British businesses are struggling to fill job vacancies, which are near historic highs. That’s why immigrants have become a so important to the UK economy—taking up millions of jobs in the country’s vital service sector, in particular. If this steady flow of workers was restricted, it would be a nightmare for employers.

When Brexit is scheduled to take effect in March 2019, the British government is planning to stop EU citizens from being able to live and work in the UK without visa requirements. As the EU and Britain’s third round of divorce talks begins, a range of industry groups and business owners highlighted how this could create staffing problems.

Manufacturing firms, which account for 45% of all UK exports, report an increase in EU nationals leaving their companies before Brexit becomes official. Britain’s manufacturing and engineering trade body EEF warned that this is likely to lead to a recruitment crunch because two-thirds of firms say they have to hire EU nationals because there are not enough Britons applying for jobs. In addition, a third say they hire workers from elsewhere in the EU because Britons don’t have sufficient skills.

This is not an isolated example, with employers from farmers to professional service firms sounding off about how restrictions on EU workers will hurt their industries.

Given the UK’s aging population, its workforce is growing only because of immigration, according to Mercer.
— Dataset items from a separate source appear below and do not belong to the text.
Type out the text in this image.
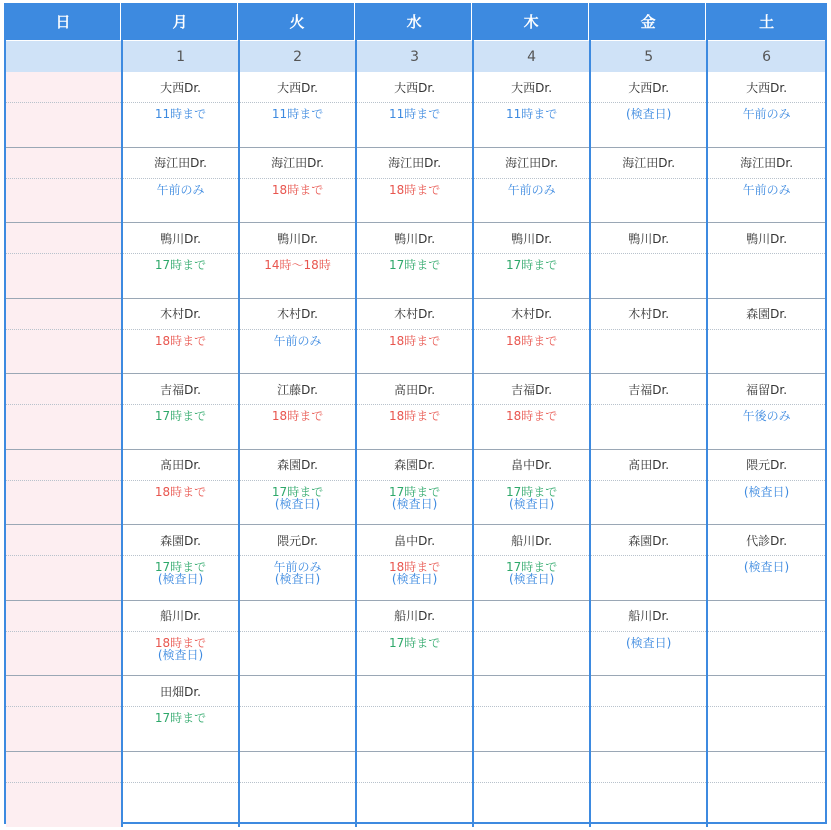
日	月
1
大西Dr.
11時まで
海江田Dr.
午前のみ
鴨川Dr.
17時まで
木村Dr.
18時まで
吉福Dr.
17時まで
髙田Dr.
18時まで
森園Dr.
17時まで
(検査日)
船川Dr.
18時まで
(検査日)
田畑Dr.
17時まで
火
2
大西Dr.
11時まで
海江田Dr.
18時まで
鴨川Dr.
14時〜18時
木村Dr.
午前のみ
江藤Dr.
18時まで
森園Dr.
17時まで
(検査日)
隈元Dr.
午前のみ
(検査日)
水
3
大西Dr.
11時まで
海江田Dr.
18時まで
鴨川Dr.
17時まで
木村Dr.
18時まで
髙田Dr.
18時まで
森園Dr.
17時まで
(検査日)
畠中Dr.
18時まで
(検査日)
船川Dr.
17時まで
木
4
大西Dr.
11時まで
海江田Dr.
午前のみ
鴨川Dr.
17時まで
木村Dr.
18時まで
吉福Dr.
18時まで
畠中Dr.
17時まで
(検査日)
船川Dr.
17時まで
(検査日)
金
5
大西Dr.
(検査日)
海江田Dr.
鴨川Dr.
木村Dr.
吉福Dr.
髙田Dr.
森園Dr.
船川Dr.
(検査日)
土
6
大西Dr.
午前のみ
海江田Dr.
午前のみ
鴨川Dr.
森園Dr.
福留Dr.
午後のみ
隈元Dr.
(検査日)
代診Dr.
(検査日)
In the year to March, 143,000 UK-born people left the workforce due to retirement, emigration, or other reasons, offset by the entry of around 147,000 EU-born workers over the same period. But since the Brexit vote in June 2016, net migration to Britain has slowed.
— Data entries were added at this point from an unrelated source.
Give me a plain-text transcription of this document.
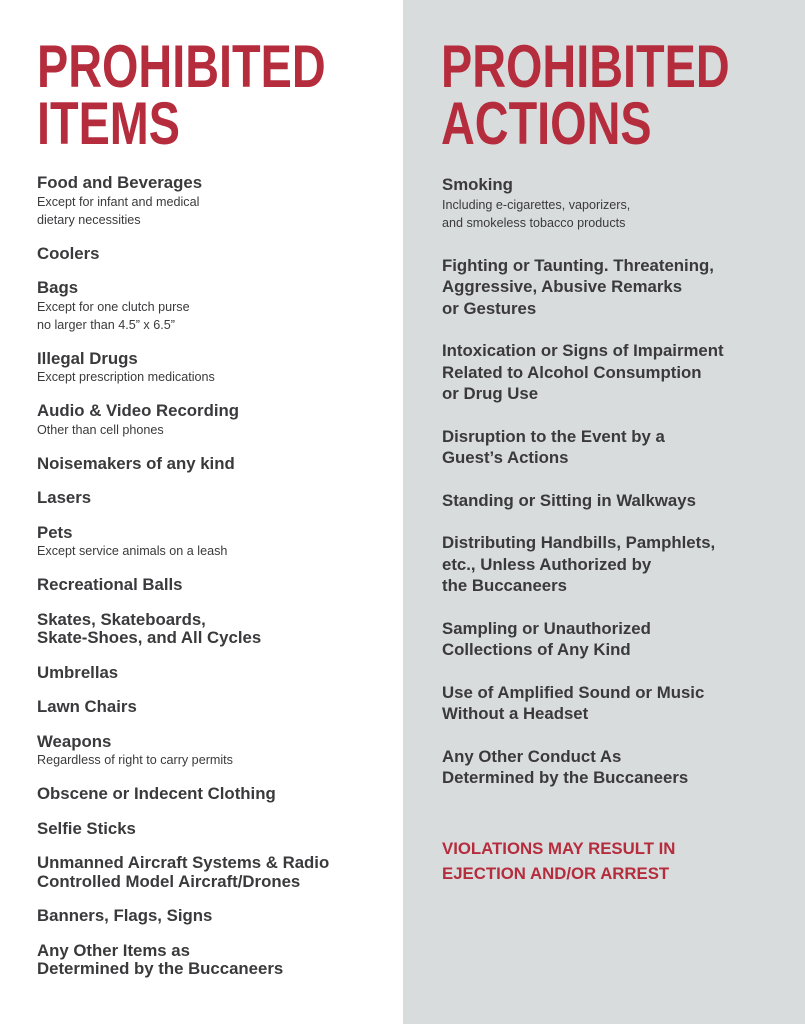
PROHIBITED
ITEMS
PROHIBITED
ACTIONS
Food and Beverages
Except for infant and medical
dietary necessities
Coolers
Bags
Except for one clutch purse
no larger than 4.5” x 6.5”
Illegal Drugs
Except prescription medications
Audio & Video Recording
Other than cell phones
Noisemakers of any kind
Lasers
Pets
Except service animals on a leash
Recreational Balls
Skates, Skateboards,
Skate-Shoes, and All Cycles
Umbrellas
Lawn Chairs
Weapons
Regardless of right to carry permits
Obscene or Indecent Clothing
Selfie Sticks
Unmanned Aircraft Systems & Radio
Controlled Model Aircraft/Drones
Banners, Flags, Signs
Any Other Items as
Determined by the Buccaneers
Smoking
Including e-cigarettes, vaporizers,
and smokeless tobacco products
Fighting or Taunting. Threatening,
Aggressive, Abusive Remarks
or Gestures
Intoxication or Signs of Impairment
Related to Alcohol Consumption
or Drug Use
Disruption to the Event by a
Guest’s Actions
Standing or Sitting in Walkways
Distributing Handbills, Pamphlets,
etc., Unless Authorized by
the Buccaneers
Sampling or Unauthorized
Collections of Any Kind
Use of Amplified Sound or Music
Without a Headset
Any Other Conduct As
Determined by the Buccaneers
VIOLATIONS MAY RESULT IN
EJECTION AND/OR ARREST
Some sectors in the UK will be hit harder than others by this, according to Mercer’s estimates. EU nationals registering as nurses for the National Health Service dropped by 92% between June and December last year.
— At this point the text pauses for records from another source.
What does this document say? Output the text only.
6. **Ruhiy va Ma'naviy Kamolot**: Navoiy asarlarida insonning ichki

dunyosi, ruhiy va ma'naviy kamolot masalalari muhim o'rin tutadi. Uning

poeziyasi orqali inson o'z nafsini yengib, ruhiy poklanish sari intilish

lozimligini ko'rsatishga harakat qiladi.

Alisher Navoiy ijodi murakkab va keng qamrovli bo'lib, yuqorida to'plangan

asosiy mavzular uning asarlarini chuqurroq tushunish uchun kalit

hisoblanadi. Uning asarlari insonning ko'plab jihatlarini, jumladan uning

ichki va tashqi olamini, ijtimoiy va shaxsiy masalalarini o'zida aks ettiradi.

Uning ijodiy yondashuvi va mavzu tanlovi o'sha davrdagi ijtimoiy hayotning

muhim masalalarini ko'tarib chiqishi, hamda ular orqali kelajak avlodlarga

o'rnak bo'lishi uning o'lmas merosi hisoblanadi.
The construction industry will also feel the pain—Mercer says the sector will need to recruit 1.5 million workers to replace the workers now approaching retirement. In London, more than half of construction workers come from outside the UK.

Meanwhile, a recent report by Markit and industry body the Recruitment and Employment Confederation (REC) said that companies are finding it hard to fill both permanent and temporary vacancies in core service-sector jobs.

“Employers are not just struggling to hire the brightest and the best but also people to fill roles such as chefs, drivers, and warehouse workers,” said Kevin Green, CEO of the REC. “Financial services, a crucial part of the London labour market, are not hiring in their usual quantity as the uncertainty caused by Brexit makes them hesitant.”

Beyond uncertainty about business prospects, the availability of skills, and other factors, pay is an issue that often comes up in debates about how to entice more Britons to take up jobs that immigrants often fill. But even offering above-average wages for some jobs isn’t enough to attract Britons to take up certain vital but difficult jobs (paywall). The hope for employers, then, is that Brexit talks result in less disruptive restrictions on workers from the EU, or robot technology advances quickly enough that machines can step in to do the jobs of immigrants and locals alike.